A cólera de Klaus
Em Meu Melhor Inimigo, o diretor Werner Herzog disseca sua relação turbulenta com o ator Klaus Kinski
Isabela Boscov
A cena é espantosa. O ator alemão Klaus Kinski grita sem parar, insultando o diretor de produção de Fitzcarraldo. "Só porcos podem comer essa comida que vocês servem", vocifera, como se estivesse possuído. Nervoso, o adversário devolve: "Então não a coma. Devore as suas próprias fezes, se quiser". Ao redor, os índios peruanos recrutados como figurantes observam atemorizados a batalha, que já dura horas. Só o cineasta alemão Werner Herzog parece alheio ao tumulto. Inspeciona a locação, conversa com o fotógrafo, coça a cabeça. "Não foi uma crise particularmente ruim, então achei que não devia intervir", explica, para a sua própria câmara, quase vinte anos depois. O que levou o diretor a, em suas próprias palavras, "submeter-se à pena" de fazer cinco filmes com um dos atores mais insanos que já existiram? A resposta, nada simples, está no magistral e assustador documentário Meu Melhor Inimigo (Mein Liebster Feind, Alemanha, 1999), a partir desta sexta-feira em São Paulo, no qual Herzog disseca sua relação com o ator.
Quando viu Kinski pela primeira vez, Herzog estava ainda a muitos anos de se tornar um dos mais expressivos cineastas da Alemanha, criador de filmes fundamentais, como O Enigma de Kaspar Hauser. Tinha 13 anos e morava com a mãe e mais três irmãos num quarto de pensão em Munique. Como a dona da hospedaria tinha um fraco por artistas pobres, recolheu Kinski das ruas. Ele retribuiu a caridade com cenas de terror. Certa feita, trancou-se no banheiro durante 48 horas. "Quando saiu, a banheira, o vaso, a pia, tudo estava moído. Os cacos poderiam ser peneirados com uma raquete de tênis", diz Herzog. "Por isso, eu sabia o que me esperava."
Aos 28 anos, o diretor chamou Kinski para protagonizar Aguirre, a Cólera dos Deuses, um drama sobre a selvageria dos conquistadores espanhóis na Amazônia peruana. O ator acabava de vir de uma peça na qual interpretava um Jesus desvairado e, como de hábito, carregou o personagem consigo. Foi uma provação para a equipe e o elenco. Em determinada ocasião, quando os figurantes atacaram a comida cenográfica, o ator teve um acesso de fúria. Mirou a espada na cabeça de um deles e desferiu um golpe com toda a força de que era capaz. Quem conta a história é a própria vítima, que ainda hoje guarda uma bela cicatriz, apesar do capacete de ferro que compunha seu figurino. E a cena está registrada em filme, como inúmeras outras que Herzog aproveita no documentário. A situação da dupla era tão extrema que suscitou até planos homicidas. Depois de uma briga especialmente feia durante as complicadíssimas filmagens de Fitzcarraldo, Kinski decidiu abandonar a fita. Já fazia as malas quando Herzog se aproximou. "Klaus, você pode partir", disse ele. "Mas, quando chegar àquela curva do rio, eu terei metido oito balas na sua cabeça com o meu rifle. A nona será para mim, mas você leva as oito primeiras." Kinski ficou. "Graças a Deus, Klaus era um covarde", ri o diretor.
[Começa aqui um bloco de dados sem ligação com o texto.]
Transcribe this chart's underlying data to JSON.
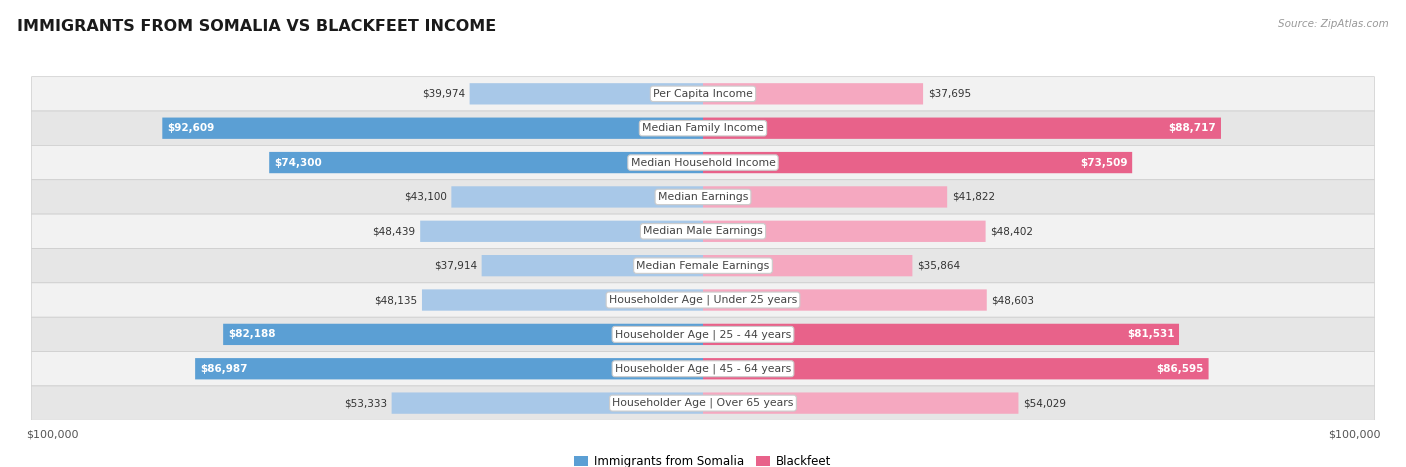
{
  "title": "IMMIGRANTS FROM SOMALIA VS BLACKFEET INCOME",
  "source": "Source: ZipAtlas.com",
  "categories": [
    "Per Capita Income",
    "Median Family Income",
    "Median Household Income",
    "Median Earnings",
    "Median Male Earnings",
    "Median Female Earnings",
    "Householder Age | Under 25 years",
    "Householder Age | 25 - 44 years",
    "Householder Age | 45 - 64 years",
    "Householder Age | Over 65 years"
  ],
  "somalia_values": [
    39974,
    92609,
    74300,
    43100,
    48439,
    37914,
    48135,
    82188,
    86987,
    53333
  ],
  "blackfeet_values": [
    37695,
    88717,
    73509,
    41822,
    48402,
    35864,
    48603,
    81531,
    86595,
    54029
  ],
  "somalia_labels": [
    "$39,974",
    "$92,609",
    "$74,300",
    "$43,100",
    "$48,439",
    "$37,914",
    "$48,135",
    "$82,188",
    "$86,987",
    "$53,333"
  ],
  "blackfeet_labels": [
    "$37,695",
    "$88,717",
    "$73,509",
    "$41,822",
    "$48,402",
    "$35,864",
    "$48,603",
    "$81,531",
    "$86,595",
    "$54,029"
  ],
  "max_value": 100000,
  "somalia_color_dark": "#5b9fd4",
  "somalia_color_light": "#a8c8e8",
  "blackfeet_color_dark": "#e8628a",
  "blackfeet_color_light": "#f5a8c0",
  "label_threshold": 60000,
  "row_bg_light": "#f2f2f2",
  "row_bg_dark": "#e6e6e6",
  "axis_label": "$100,000",
  "legend_somalia": "Immigrants from Somalia",
  "legend_blackfeet": "Blackfeet"
}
Objetivamente, o que levava Herzog a escalar o ator era sua energia feroz e irreprimível. "De alguma forma, nós nos completávamos", diz. Apesar dos episódios assombrosos que narra, Meu Melhor Inimigo deixa de abordar alguns aspectos da vida privada do ator. Não há uma palavra sobre a obscura relação de Kinski com sua filha, a atriz Nastassja, por quem se diz que ele nutria sentimentos pouco paternais. Mas essa ausência é compensada com a honestidade com que Herzog expõe o companheiro e a si próprio. Além disso, ele é um documentarista singular, capaz de dissolver a barreira entre a platéia e os temas que retrata. Uma amostra disso está no perturbador Terra do Silêncio e da Escuridão, no qual o diretor mergulhava no mundo sufocante de pessoas surdas, mudas e cegas. Também na ficção, ele gosta de se deter sobre indivíduos que estão um passo além de seu limite – como o visionário Fitzcarraldo, que queria içar um navio montanha acima, ou o vampiro Nosferatu, que sugava o sangue de suas vítimas para matar não a fome, mas a solidão. Kinski era, evidentemente, o intérprete ideal para tais personagens. Meu Melhor Inimigo termina com uma imagem lírica do ator, um de seus poucos momentos alegres e descontraídos. É um ajuste de contas e uma oferta póstuma de reconciliação. Kinski morreu em 1991, aos 65 anos.